Becker, the Nobel laureate and one of the greatest economists, famously argued that markets over time will tend to punish those with a taste for discrimination. In his book "The Economics of Discrimination," using W for the discriminating group and N for the group discriminated against, Becker developed a model tending to show “that discrimination by any group W reduces their own incomes as well as N’s." In other words, discrimination has a cost to the discriminator -- a cost the he is presumably willing to suffer for the pleasure of discriminating.


Henderson offers an example: “The white person who refuses to hire a black person who is more productive than a white employee (assuming the same wage for each) will find himself doing less well economically than if he hired the black person.”
What has this to do with Sterling? Henderson explains:
Well, it seems fairly obvious that Donald Sterling is a racist. But you couldn’t tell that by looking at the race of the players whom he has paid big bucks to hire. ... Indeed, take a look at the Clippers’ payroll. The top 3 players alone made in salary this season a total of over $46 million while the payroll for the whole 18-person roster was $73 million. And guess what race these top 3 are.
In other words, if Sterling was seeking to maximize profit, the market for talent would force him to run the club the same way his successor likely will.
Both fans and critics of Becker’s influential theory have noted Henderson’s piece.
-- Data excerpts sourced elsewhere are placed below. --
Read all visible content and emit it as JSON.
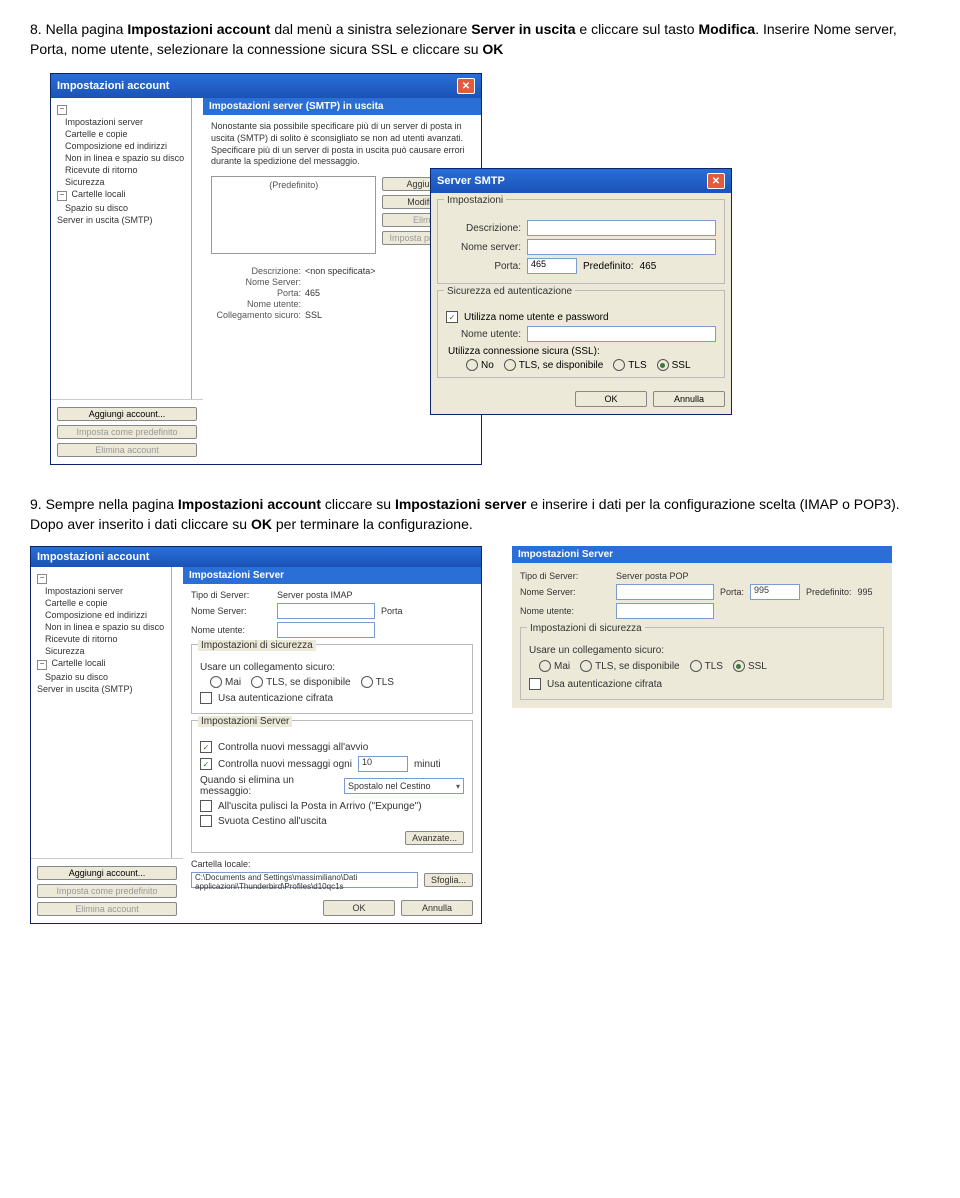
{
  "step8": {
    "num": "8.",
    "text_before": " Nella pagina ",
    "bold1": "Impostazioni account",
    "text_mid1": " dal menù a sinistra selezionare ",
    "bold2": "Server in uscita",
    "text_mid2": " e cliccare sul tasto ",
    "bold3": "Modifica",
    "text_end": ". Inserire Nome server, Porta, nome utente, selezionare la connessione sicura SSL e cliccare su ",
    "bold4": "OK"
  },
  "step9": {
    "num": "9.",
    "text_before": " Sempre nella pagina ",
    "bold1": "Impostazioni account",
    "text_mid1": " cliccare su ",
    "bold2": "Impostazioni server",
    "text_mid2": " e inserire i dati per la configurazione scelta (IMAP o POP3). Dopo aver inserito i dati cliccare su ",
    "bold3": "OK",
    "text_end": " per terminare la configurazione."
  },
  "accountWin": {
    "title": "Impostazioni account",
    "sidebar": {
      "items": [
        "Impostazioni server",
        "Cartelle e copie",
        "Composizione ed indirizzi",
        "Non in linea e spazio su disco",
        "Ricevute di ritorno",
        "Sicurezza"
      ],
      "local": "Cartelle locali",
      "localSub": "Spazio su disco",
      "smtp": "Server in uscita (SMTP)",
      "addAccount": "Aggiungi account...",
      "setDefault": "Imposta come predefinito",
      "removeAccount": "Elimina account"
    },
    "smtpPanel": {
      "header": "Impostazioni server (SMTP) in uscita",
      "desc": "Nonostante sia possibile specificare più di un server di posta in uscita (SMTP) di solito è sconsigliato se non ad utenti avanzati. Specificare più di un server di posta in uscita può causare errori durante la spedizione del messaggio.",
      "defaultLabel": "(Predefinito)",
      "btns": {
        "add": "Aggiungi...",
        "edit": "Modifica...",
        "del": "Elimina",
        "setdef": "Imposta predefinito"
      },
      "details": {
        "desc": "Descrizione:",
        "descV": "<non specificata>",
        "name": "Nome Server:",
        "port": "Porta:",
        "portV": "465",
        "user": "Nome utente:",
        "sec": "Collegamento sicuro:",
        "secV": "SSL"
      }
    }
  },
  "smtpDialog": {
    "title": "Server SMTP",
    "g1": "Impostazioni",
    "g2": "Sicurezza ed autenticazione",
    "labels": {
      "desc": "Descrizione:",
      "name": "Nome server:",
      "port": "Porta:",
      "predef": "Predefinito:",
      "predefV": "465",
      "portV": "465",
      "useAuth": "Utilizza nome utente e password",
      "user": "Nome utente:",
      "ssl": "Utilizza connessione sicura (SSL):"
    },
    "radios": {
      "no": "No",
      "tlsd": "TLS, se disponibile",
      "tls": "TLS",
      "ssl": "SSL"
    },
    "ok": "OK",
    "cancel": "Annulla"
  },
  "imapPanel": {
    "header": "Impostazioni Server",
    "type": "Tipo di Server:",
    "typeV": "Server posta IMAP",
    "name": "Nome Server:",
    "port": "Porta",
    "user": "Nome utente:",
    "secHdr": "Impostazioni di sicurezza",
    "secLink": "Usare un collegamento sicuro:",
    "radios": {
      "mai": "Mai",
      "tlsd": "TLS, se disponibile",
      "tls": "TLS"
    },
    "cifrata": "Usa autenticazione cifrata",
    "srvHdr": "Impostazioni Server",
    "check1": "Controlla nuovi messaggi all'avvio",
    "check2": "Controlla nuovi messaggi ogni",
    "check2min": "10",
    "check2unit": "minuti",
    "del": "Quando si elimina un messaggio:",
    "delV": "Spostalo nel Cestino",
    "expunge": "All'uscita pulisci la Posta in Arrivo (\"Expunge\")",
    "empty": "Svuota Cestino all'uscita",
    "advanced": "Avanzate...",
    "local": "Cartella locale:",
    "localV": "C:\\Documents and Settings\\massimiliano\\Dati applicazioni\\Thunderbird\\Profiles\\d10qc1s",
    "browse": "Sfoglia...",
    "ok": "OK",
    "cancel": "Annulla"
  },
  "popPanel": {
    "header": "Impostazioni Server",
    "type": "Tipo di Server:",
    "typeV": "Server posta POP",
    "name": "Nome Server:",
    "port": "Porta:",
    "portV": "995",
    "predef": "Predefinito:",
    "predefV": "995",
    "user": "Nome utente:",
    "secHdr": "Impostazioni di sicurezza",
    "secLink": "Usare un collegamento sicuro:",
    "radios": {
      "mai": "Mai",
      "tlsd": "TLS, se disponibile",
      "tls": "TLS",
      "ssl": "SSL"
    },
    "cifrata": "Usa autenticazione cifrata"
  }
}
I would simply urge a note of caution in seeking to test it through the Sterling example. Not all discrimination arises from hatred. There is, for example, the well-known phenomenon of statistical discrimination, where W, bearing no hint of animus, might falsely ascribe to individual members of N what W believes to be true of the members of N he has met, and therefore act irrationally in the market. (“I won’t pay N as much because they’re all lazy.”) That, however, doesn’t seem to be Sterling’s problem.
But there is something else. As my Yale colleague Ian Ayres points out in his book “Pervasive Prejudice?: Unconventional Evidence of Race and Gender Discrimination,” another, less-studied of animus is the bigot who actually prefers the company of the group that he despises, because of the pleasure he obtains from mistreating them. In such a case, one might not see the evidence of bigotry in the market. But one would hear about it in the tales employees tell.
Becker, I suspect, wouldn't have disagreed. He would have predicted, however, that as stories of an employer’s misbehavior spread, the employees of race N would tend to avoid the workplace in question if they could. Thus in the end the bigoted employer might actually have to pay a premium to surround himself with those he intended to abuse. Alas, the market for back-office jobs in Los Angeles professional sports is almost certainly too small to test the hypothesis. But Gary Becker would have had great fun trying.